Geplant sind zwei Trafostationen und ein Batteriespeicher. Für Letzteres steht der Standort noch nicht genau fest. Aus den Unterlagen für die Gemeinderatssitzung geht hervor, dass um das Gelände ein zwei Meter hoher Zaun gezogen werden soll. Zwischen Unterkante Zaun und Boden liegen 15 Zentimeter, damit kleinere Tiere sich frei bewegen können.

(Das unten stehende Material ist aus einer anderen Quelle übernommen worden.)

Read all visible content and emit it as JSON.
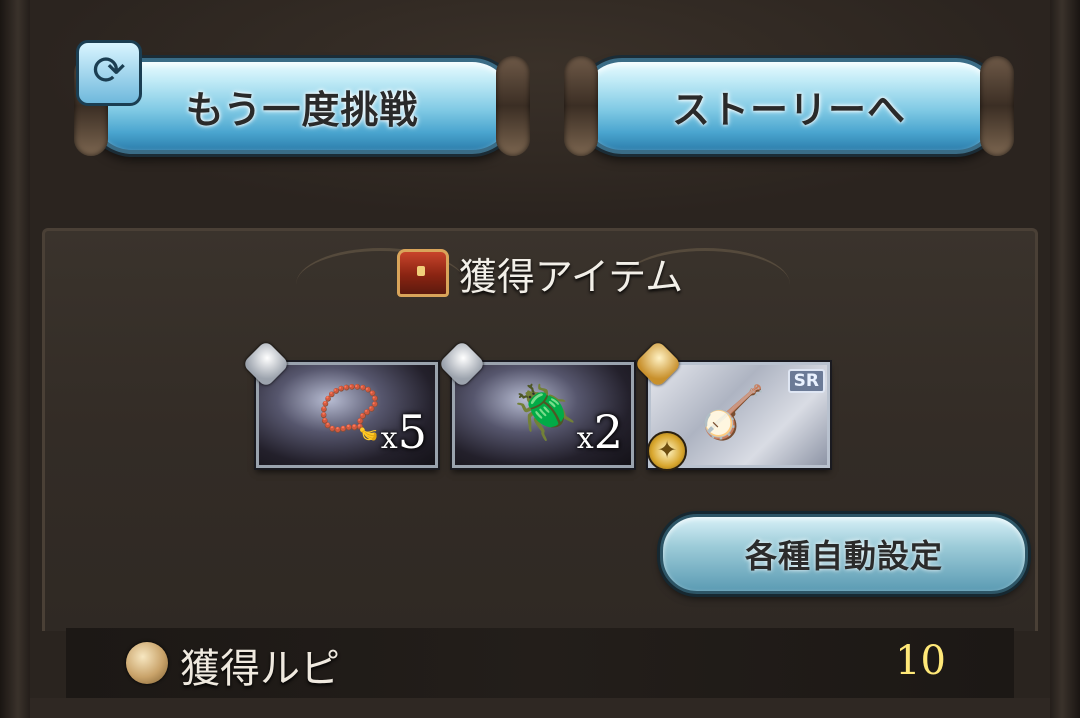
{
  "buttons": {
    "retry_label": "もう一度挑戦",
    "retry_icon": "refresh-icon",
    "story_label": "ストーリーへ",
    "auto_settings_label": "各種自動設定"
  },
  "items_section": {
    "title": "獲得アイテム",
    "icon": "treasure-chest-icon",
    "items": [
      {
        "name": "rosary",
        "rarity": "silver",
        "quantity_prefix": "x",
        "quantity": "5"
      },
      {
        "name": "figurine",
        "rarity": "silver",
        "quantity_prefix": "x",
        "quantity": "2"
      },
      {
        "name": "harp-weapon",
        "rarity": "gold",
        "badge": "SR",
        "element": "light"
      }
    ]
  },
  "rupie": {
    "label": "獲得ルピ",
    "value": "10",
    "icon": "rupie-coin-icon"
  },
  "colors": {
    "button_blue": "#7fc9e4",
    "rupie_value": "#ffe878",
    "background": "#2a241f"
  }
}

Solarprojekt in Eberstadt-Hölzern: Wasserleitung muss verlegt werden

In der Sitzung ging es bei der Agri-PV-Anlage in den Hüttenäckern um die Zustimmung zur Trassenführung bis zum Einspeisepunkt. Bei der Anlage in den Hundsäckern war das Thema der Tausch einer Wegfläche. Außerdem soll die Wasserleitung verlegt werden. Es hat sich herausgestellt, dass die Hauptwasserleitung von Hölzern durch die Planfläche verläuft. Die Tiefbaukosten übernimmt die Bauherrschaft, das Material stellt die Heilbronner Versorgungs GmbH. Beide Tagesordnungspunkte waren innerhalb weniger Minuten abgehakt und abgenickt.

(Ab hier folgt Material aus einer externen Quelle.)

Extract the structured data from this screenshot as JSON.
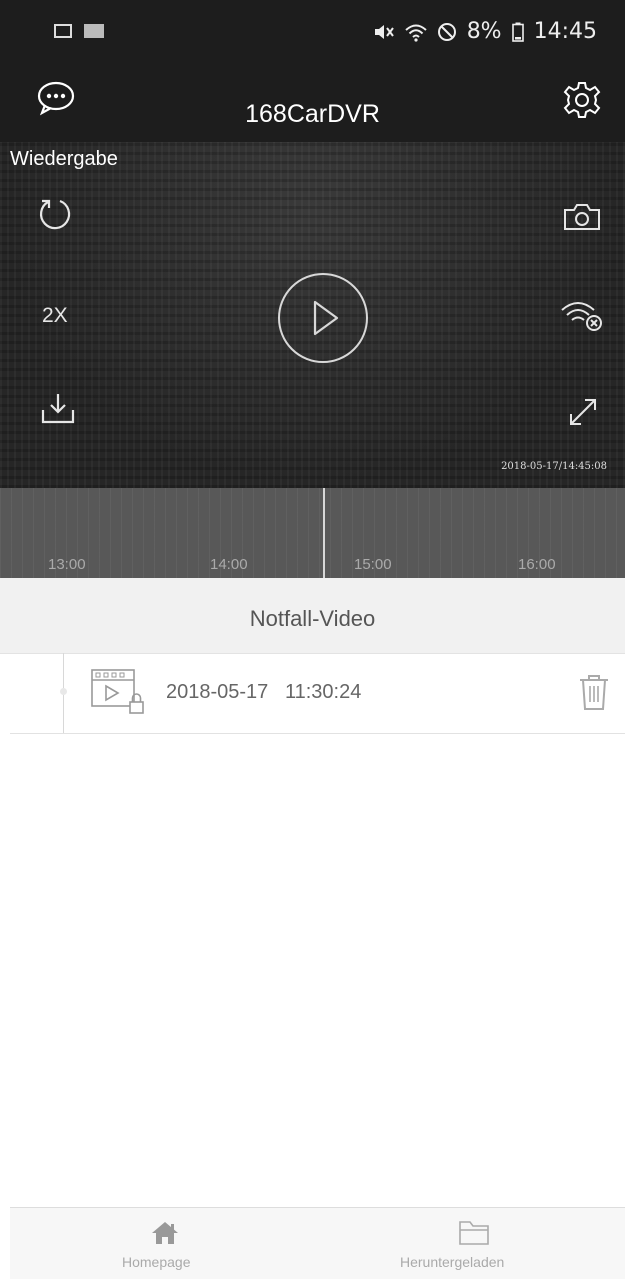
{
  "status_bar": {
    "battery": "8%",
    "time": "14:45"
  },
  "app_bar": {
    "title": "168CarDVR"
  },
  "player": {
    "label": "Wiedergabe",
    "speed": "2X",
    "timestamp": "2018-05-17/14:45:08"
  },
  "timeline": {
    "ticks": [
      "13:00",
      "14:00",
      "15:00",
      "16:00"
    ]
  },
  "section": {
    "title": "Notfall-Video"
  },
  "video_list": [
    {
      "date": "2018-05-17",
      "time": "11:30:24"
    }
  ],
  "bottom_nav": [
    {
      "label": "Homepage",
      "icon": "home-icon"
    },
    {
      "label": "Heruntergeladen",
      "icon": "folder-icon"
    }
  ]
}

Nichts Neues gibt es, was die Pläne auf dem Bergfeld bei Hölzern betrifft, sagt Timo Behm auf Nachfrage unserer Zeitung. Auf einer Fläche von fünf Hektar könnten Solarmodule installiert werden. Außerdem ist im Flächennutzungsplan des Gemeindeverwaltungsverbandes (GVV) „Raum Weinsberg“ auf dem Bergfeld eine Vorrangfläche für Windenergie ausgewiesen. Die Rotoren zweier Windräder könnten sich dort drehen. Das Bergfeld ist im Besitz der Gemeinde Eberstadt. Bürger sollen einmal vom Ertrag in Form einer Bürgerenergiegenossenschaft profitieren können.